To hone warfare entry and exit techniques, the team practices on nearby “Yodaville,” a built combat town utilized when training with live-fire exercises. Whether the team is employing the latest laser technology, fire power from strategically timed gunship runs, or the impressive, heavy-lifting CH-53 helicopter to load in personnel and equipment, these Marines must quickly assess a given situation, advance, and strike. Jets and attack helicopters support ground troops with absolute precision; these aircraft will save lives in real combat situations.
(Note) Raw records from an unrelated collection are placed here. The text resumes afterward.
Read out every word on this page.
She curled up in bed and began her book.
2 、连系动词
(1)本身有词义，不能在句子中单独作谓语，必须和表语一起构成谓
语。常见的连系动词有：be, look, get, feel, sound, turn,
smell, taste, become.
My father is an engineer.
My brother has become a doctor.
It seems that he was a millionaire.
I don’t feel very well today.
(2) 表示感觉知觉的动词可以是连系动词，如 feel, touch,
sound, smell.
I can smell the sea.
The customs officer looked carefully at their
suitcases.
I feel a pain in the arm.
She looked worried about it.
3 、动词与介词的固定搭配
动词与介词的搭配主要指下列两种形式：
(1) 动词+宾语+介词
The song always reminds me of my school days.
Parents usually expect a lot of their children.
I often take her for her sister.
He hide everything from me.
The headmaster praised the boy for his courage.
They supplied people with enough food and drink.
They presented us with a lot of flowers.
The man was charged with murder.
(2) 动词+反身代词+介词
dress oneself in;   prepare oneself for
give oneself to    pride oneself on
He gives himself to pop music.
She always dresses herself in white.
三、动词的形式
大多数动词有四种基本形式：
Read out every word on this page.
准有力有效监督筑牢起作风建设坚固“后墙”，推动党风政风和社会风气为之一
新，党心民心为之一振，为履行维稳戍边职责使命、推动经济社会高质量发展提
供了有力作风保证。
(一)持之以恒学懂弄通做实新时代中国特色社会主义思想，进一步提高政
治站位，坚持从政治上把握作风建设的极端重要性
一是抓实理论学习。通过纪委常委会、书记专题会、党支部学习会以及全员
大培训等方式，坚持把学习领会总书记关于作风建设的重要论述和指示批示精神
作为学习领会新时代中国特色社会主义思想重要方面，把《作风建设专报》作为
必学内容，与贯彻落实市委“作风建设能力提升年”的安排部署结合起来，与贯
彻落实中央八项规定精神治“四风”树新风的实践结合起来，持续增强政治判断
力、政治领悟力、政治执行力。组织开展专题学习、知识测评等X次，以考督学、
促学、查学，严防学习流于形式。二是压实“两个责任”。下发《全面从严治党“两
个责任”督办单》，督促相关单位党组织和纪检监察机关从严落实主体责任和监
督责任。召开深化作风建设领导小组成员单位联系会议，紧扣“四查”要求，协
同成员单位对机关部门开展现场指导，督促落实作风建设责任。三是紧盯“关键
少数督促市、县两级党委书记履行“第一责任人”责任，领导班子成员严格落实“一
Over the Yuma area, Marines also learn the modern equivalent of jousting—mid-air refueling. In daring footage, viewers watch through the tanker’s cockpit as “drogues,” or hoses fitted with baskets, trail behind the tanker, and the CH-53 pilots guide a probe into the basket. “It’s not easy to film refueling, because you’re hanging off the backend of a ramp of a C-130 military transport or a CH-53 ‘copter,” Brad Ohlund, the film’s Director of Photography, says. “We also took a couple of hand-held shots in the CH-53’s cockpit. We were bouncing around and the windshield was dirty, but that’s the real experience.”
When in combat situations, “getting in” isn’t the only requirement. Getting out is equally as important. Because hundreds of Marines have drowned when their helicopters were submerged, all of today’s Marines learn how to escape a downed helicopter. The “Dunker,” a capsule built to the scale of the inside of a helicopter, rotates violently underwater in the Helo Dunker training pool. Each Marine trains in it three times—the last time while blindfolded. One Marine says it was the scariest experience in all his training.